High-Resolution Building and Road Detection from Sentinel-2
Wojciech Sirko, Emmanuel Asiedu Brempong, Juliana T. C. Marcos, Abigail Annkah, Abel Korme, Mohammed Alewi Hassen, Krishna Sapkota, Tomer Shekel, Abdoulaye Diack, Sella Nevo, Jason Hickey, John Quinn
TL;DR
The paper demonstrates that a teacher–student framework can leverage freely available Sentinel-2 imagery to reconstruct high-resolution building and road presence at 50 cm, achieving a building $mIoU$ of $79.0\%$ versus a high-resolution teacher at $85.5\%$, by training a multi-task end-to-end model on a large-scale, globally distributed dataset. The approach uses a 32-frame Sentinel-2 stack, an HRNet-based encoder with cross-time fusion, and a decoder that upscales to the target resolution, while also enabling building centroid counting and height prediction. Key findings include strong cross-region generalization, the utility of incidence-angle metadata for label alignment, and clear advantages of temporal fusion and higher label/input resolutions; the method broadens access to fine-grained mapping by exploiting openly available data. These results offer practical impact for large-scale urban analytics, disaster response, and policy planning where high-resolution imagery is unavailable or costly.
Abstract
Mapping buildings and roads automatically with remote sensing typically requires high-resolution imagery, which is expensive to obtain and often sparsely available. In this work we demonstrate how multiple 10 m resolution Sentinel-2 images can be used to generate 50 cm resolution building and road segmentation masks.
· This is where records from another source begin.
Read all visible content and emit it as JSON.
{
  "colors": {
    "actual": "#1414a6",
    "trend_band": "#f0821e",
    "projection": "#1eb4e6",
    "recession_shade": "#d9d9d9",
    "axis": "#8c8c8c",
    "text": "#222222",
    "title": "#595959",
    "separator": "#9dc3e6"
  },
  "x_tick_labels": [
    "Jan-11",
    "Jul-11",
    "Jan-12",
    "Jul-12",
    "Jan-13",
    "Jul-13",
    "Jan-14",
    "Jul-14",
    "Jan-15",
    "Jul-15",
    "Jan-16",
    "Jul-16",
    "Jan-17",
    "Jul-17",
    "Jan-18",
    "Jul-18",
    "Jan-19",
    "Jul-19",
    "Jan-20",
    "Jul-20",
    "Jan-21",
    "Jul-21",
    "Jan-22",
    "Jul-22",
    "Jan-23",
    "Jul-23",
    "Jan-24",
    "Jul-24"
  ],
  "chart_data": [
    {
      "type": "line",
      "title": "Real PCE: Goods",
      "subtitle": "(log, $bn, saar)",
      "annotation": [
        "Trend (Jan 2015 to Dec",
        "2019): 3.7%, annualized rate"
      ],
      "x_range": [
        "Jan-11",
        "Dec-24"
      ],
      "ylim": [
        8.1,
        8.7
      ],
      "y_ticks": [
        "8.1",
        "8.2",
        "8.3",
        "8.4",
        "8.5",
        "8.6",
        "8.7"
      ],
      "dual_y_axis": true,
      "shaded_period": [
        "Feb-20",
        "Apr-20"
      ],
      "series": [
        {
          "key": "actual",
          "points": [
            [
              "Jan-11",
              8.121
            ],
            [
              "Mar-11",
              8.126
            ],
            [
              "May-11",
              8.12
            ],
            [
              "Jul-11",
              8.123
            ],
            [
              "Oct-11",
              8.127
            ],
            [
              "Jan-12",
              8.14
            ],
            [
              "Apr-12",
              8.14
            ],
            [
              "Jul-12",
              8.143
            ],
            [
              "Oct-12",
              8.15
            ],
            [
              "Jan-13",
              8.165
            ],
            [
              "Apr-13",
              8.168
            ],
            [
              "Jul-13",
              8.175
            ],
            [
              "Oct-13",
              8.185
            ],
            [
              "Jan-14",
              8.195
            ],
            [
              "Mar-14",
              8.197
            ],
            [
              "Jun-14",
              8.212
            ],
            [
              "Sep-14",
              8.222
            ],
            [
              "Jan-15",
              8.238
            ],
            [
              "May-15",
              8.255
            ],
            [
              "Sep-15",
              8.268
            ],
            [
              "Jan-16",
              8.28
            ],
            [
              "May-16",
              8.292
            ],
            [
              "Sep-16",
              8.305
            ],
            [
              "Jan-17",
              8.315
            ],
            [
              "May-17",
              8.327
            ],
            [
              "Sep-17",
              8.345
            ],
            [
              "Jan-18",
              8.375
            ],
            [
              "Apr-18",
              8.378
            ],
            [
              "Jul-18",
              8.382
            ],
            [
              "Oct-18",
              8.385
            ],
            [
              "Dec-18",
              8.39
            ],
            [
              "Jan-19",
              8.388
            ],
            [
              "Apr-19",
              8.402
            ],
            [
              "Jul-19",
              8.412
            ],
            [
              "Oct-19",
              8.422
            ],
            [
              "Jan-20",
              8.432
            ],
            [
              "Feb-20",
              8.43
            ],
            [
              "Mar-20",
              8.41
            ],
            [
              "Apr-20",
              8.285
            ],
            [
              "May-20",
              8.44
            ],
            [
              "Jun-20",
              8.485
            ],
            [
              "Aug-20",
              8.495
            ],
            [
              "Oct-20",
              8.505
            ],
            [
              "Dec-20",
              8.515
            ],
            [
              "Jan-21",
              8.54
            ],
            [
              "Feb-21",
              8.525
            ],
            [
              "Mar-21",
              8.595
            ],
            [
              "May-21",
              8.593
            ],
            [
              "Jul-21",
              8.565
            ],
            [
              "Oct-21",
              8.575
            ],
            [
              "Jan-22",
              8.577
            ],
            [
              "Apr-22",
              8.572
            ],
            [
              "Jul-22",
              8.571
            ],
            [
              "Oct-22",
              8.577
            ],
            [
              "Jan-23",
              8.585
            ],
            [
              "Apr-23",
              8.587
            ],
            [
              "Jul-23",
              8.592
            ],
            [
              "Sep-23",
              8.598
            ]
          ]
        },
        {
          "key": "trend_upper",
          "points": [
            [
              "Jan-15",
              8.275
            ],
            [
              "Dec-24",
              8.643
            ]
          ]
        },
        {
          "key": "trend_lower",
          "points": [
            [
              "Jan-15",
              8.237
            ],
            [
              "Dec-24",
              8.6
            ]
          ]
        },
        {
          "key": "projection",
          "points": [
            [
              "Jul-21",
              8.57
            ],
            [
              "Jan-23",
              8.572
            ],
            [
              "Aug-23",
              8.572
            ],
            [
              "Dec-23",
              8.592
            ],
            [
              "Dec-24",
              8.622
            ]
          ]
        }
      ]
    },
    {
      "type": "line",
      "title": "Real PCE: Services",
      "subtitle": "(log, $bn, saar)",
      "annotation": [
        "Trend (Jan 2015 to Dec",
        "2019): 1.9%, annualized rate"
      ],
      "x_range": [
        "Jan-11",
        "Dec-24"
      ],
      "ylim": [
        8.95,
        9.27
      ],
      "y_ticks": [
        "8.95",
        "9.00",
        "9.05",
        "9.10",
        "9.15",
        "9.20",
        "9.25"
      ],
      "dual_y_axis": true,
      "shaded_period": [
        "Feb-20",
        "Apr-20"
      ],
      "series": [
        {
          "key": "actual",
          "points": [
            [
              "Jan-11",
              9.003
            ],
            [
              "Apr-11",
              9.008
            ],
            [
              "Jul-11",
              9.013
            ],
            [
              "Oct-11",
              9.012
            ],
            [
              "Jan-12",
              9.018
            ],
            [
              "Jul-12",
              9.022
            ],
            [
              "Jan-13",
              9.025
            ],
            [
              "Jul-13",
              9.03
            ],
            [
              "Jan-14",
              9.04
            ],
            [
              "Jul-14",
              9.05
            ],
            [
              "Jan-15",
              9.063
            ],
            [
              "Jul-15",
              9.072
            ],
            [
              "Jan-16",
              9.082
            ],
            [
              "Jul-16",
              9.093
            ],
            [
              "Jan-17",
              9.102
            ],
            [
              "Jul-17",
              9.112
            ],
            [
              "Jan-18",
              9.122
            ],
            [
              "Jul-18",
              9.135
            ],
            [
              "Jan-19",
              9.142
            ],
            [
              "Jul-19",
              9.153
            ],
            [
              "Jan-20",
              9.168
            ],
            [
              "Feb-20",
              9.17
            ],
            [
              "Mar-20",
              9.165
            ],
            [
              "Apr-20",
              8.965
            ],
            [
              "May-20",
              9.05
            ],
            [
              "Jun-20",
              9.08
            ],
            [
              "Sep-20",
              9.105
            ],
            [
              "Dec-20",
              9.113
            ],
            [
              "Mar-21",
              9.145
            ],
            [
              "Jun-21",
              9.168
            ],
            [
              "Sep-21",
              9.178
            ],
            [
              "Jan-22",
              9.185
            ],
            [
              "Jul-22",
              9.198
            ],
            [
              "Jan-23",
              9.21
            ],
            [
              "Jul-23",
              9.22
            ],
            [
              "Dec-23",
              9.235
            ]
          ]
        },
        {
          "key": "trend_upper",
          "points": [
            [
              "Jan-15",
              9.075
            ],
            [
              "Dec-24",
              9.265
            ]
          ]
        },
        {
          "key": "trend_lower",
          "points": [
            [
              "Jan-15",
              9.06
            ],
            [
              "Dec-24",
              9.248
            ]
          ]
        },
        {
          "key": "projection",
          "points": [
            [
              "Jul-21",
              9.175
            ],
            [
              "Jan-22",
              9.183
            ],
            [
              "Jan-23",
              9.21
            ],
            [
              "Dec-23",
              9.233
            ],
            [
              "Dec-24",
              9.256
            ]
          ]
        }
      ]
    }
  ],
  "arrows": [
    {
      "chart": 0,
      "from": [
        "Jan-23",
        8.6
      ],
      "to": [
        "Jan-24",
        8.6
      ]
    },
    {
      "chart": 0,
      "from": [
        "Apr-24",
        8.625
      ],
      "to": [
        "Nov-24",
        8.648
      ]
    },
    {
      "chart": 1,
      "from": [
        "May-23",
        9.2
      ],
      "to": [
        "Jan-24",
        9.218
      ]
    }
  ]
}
This is done by training a `student' model with access to Sentinel-2 images to reproduce the predictions of a `teacher' model which has access to corresponding high-resolution imagery. While the predictions do not have all the fine detail of the teacher model, we find that we are able to retain much of the performance: for building segmentation we achieve 79.0\% mIoU, compared to the high-resolution teacher model accuracy of 85.5\% mIoU. We also describe two related methods that work on Sentinel-2 imagery: one for counting individual buildings which achieves $R^2 = 0.91$ against true counts and one for predicting building height with 1.5 meter mean absolute error. This work opens up new possibilities for using freely available Sentinel-2 imagery for a range of tasks that previously could only be done with high-resolution satellite imagery.